UK-based Douglas-Westwood is forecasting in a new report that global natural gas production will grow from its current level of 2,600 Bcm/year (91.8 Tcf) to 4,755 Bcm/year (167.9 Tcf) by 2025, averaging an annual increase of 2.75%.

Estimates of capital required for its exploitation range between $25 billion to $40 billion per year, with total expenditures to 2025 estimated at $630 billion. Analysts said that included in the amount would be $520 billion to build infrastructure, with the remainder on exploration and production. Over the next five years, the analysts believe more than $39 billion of the amount will be spent on liquefied natural gas (LNG) plants, carriers and import terminals.

“Natural gas is the only viable fuel that can link the carbon-based global energy supply used today to a renewables-based energy supply that will have to be used in the future,” said Michael R. Smith, author of the study. “It is the only relatively clean alternative to oil and coal, fully supported by commercially effective production and distribution technologies — there is little doubt that natural gas will be the fuel of the future.”

Smith said, “total remaining gas reserves and resources are huge, estimated at 275 Tcm (9,711.5 Tcf), with Russia holding the largest share.” He noted that a significant portion of the remaining gas is “low risk,” and is located in the Middle East and other moderately remote areas. The rest of the gas is “higher risk,” which means the gas is either located in technologically challenging (usually deep or deepwater) reservoirs, or in remote regions, especially Polar regions.

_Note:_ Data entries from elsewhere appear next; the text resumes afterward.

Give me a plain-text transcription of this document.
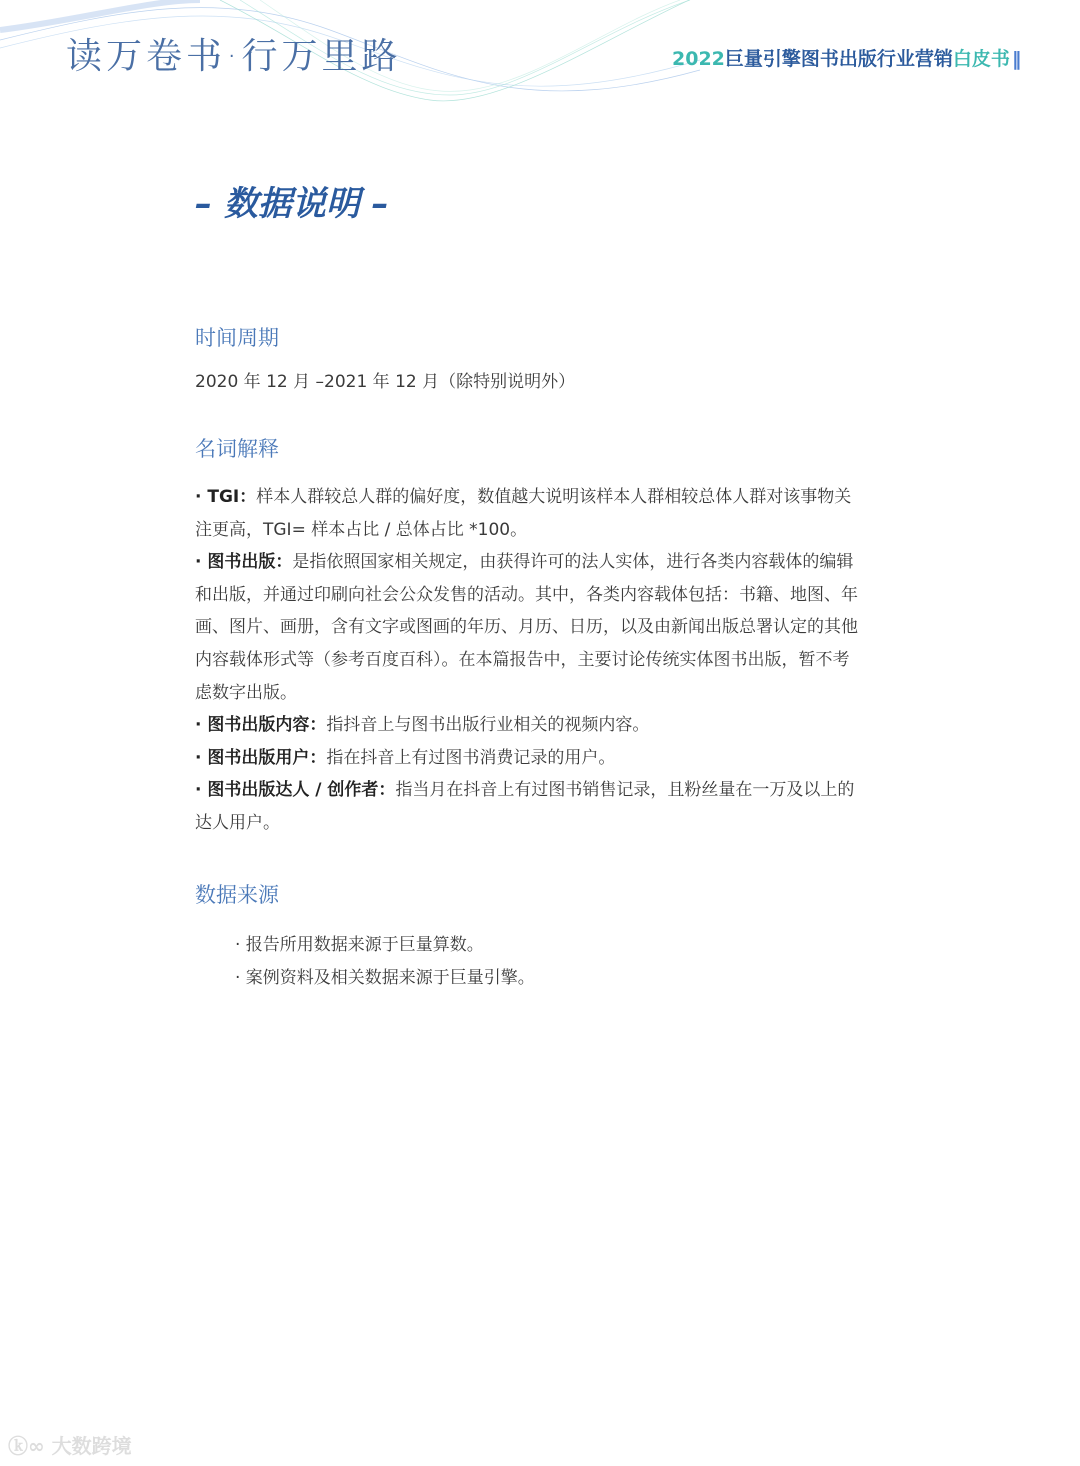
读万卷书·行万里路	2022巨量引擎图书出版行业营销白皮书 ‖
– 数据说明 –
时间周期
2020 年 12 月 –2021 年 12 月（除特别说明外）
名词解释
· TGI：样本人群较总人群的偏好度，数值越大说明该样本人群相较总体人群对该事物关注更高，TGI= 样本占比 / 总体占比 *100。
· 图书出版：是指依照国家相关规定，由获得许可的法人实体，进行各类内容载体的编辑和出版，并通过印刷向社会公众发售的活动。其中，各类内容载体包括：书籍、地图、年画、图片、画册，含有文字或图画的年历、月历、日历，以及由新闻出版总署认定的其他内容载体形式等（参考百度百科）。在本篇报告中，主要讨论传统实体图书出版，暂不考虑数字出版。
· 图书出版内容：指抖音上与图书出版行业相关的视频内容。
· 图书出版用户：指在抖音上有过图书消费记录的用户。
· 图书出版达人 / 创作者：指当月在抖音上有过图书销售记录，且粉丝量在一万及以上的达人用户。
数据来源
· 报告所用数据来源于巨量算数。
· 案例资料及相关数据来源于巨量引擎。
ⓚ∞ 大数跨境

Series editor John Westwood said, “Indigenous supplies are already declining in the three gas importing areas — North America, Western Europe, North Asia — and around three quarters of new gas production will be traded across borders into these three regions.” He said that the international gas supply trade is set to double from around 24% in 2003 to as much as 50% by 2025, a level near which oil trades currently.

Douglas-Westwood also predicts a surge in pipeline building across the world. Pipes now convey approximately 94% of global gas (2,440 Bcm/year or 86.2 Tcf/year), and analysts expect it will increase to about 3,275 Bcm/year (115.7 Tcf/year) by 2025, a 34% increase. This would represent 69% of global marketed gas, according to the study.

“Since 1980, LNG exports have increased by 6.5% per year from 38 Bcm (1,341 Bcf/year) to over 150 Bcm (5,297 Bcf/year),” said Westwood. “LNG is now the world’s fastest growing fuel and growth is expected to average 10% per year so that by 2025 LNG will be conveying 1,240 Bcm (43.8 Tcf/year) of gas equivalent or 26% of total yearly production.”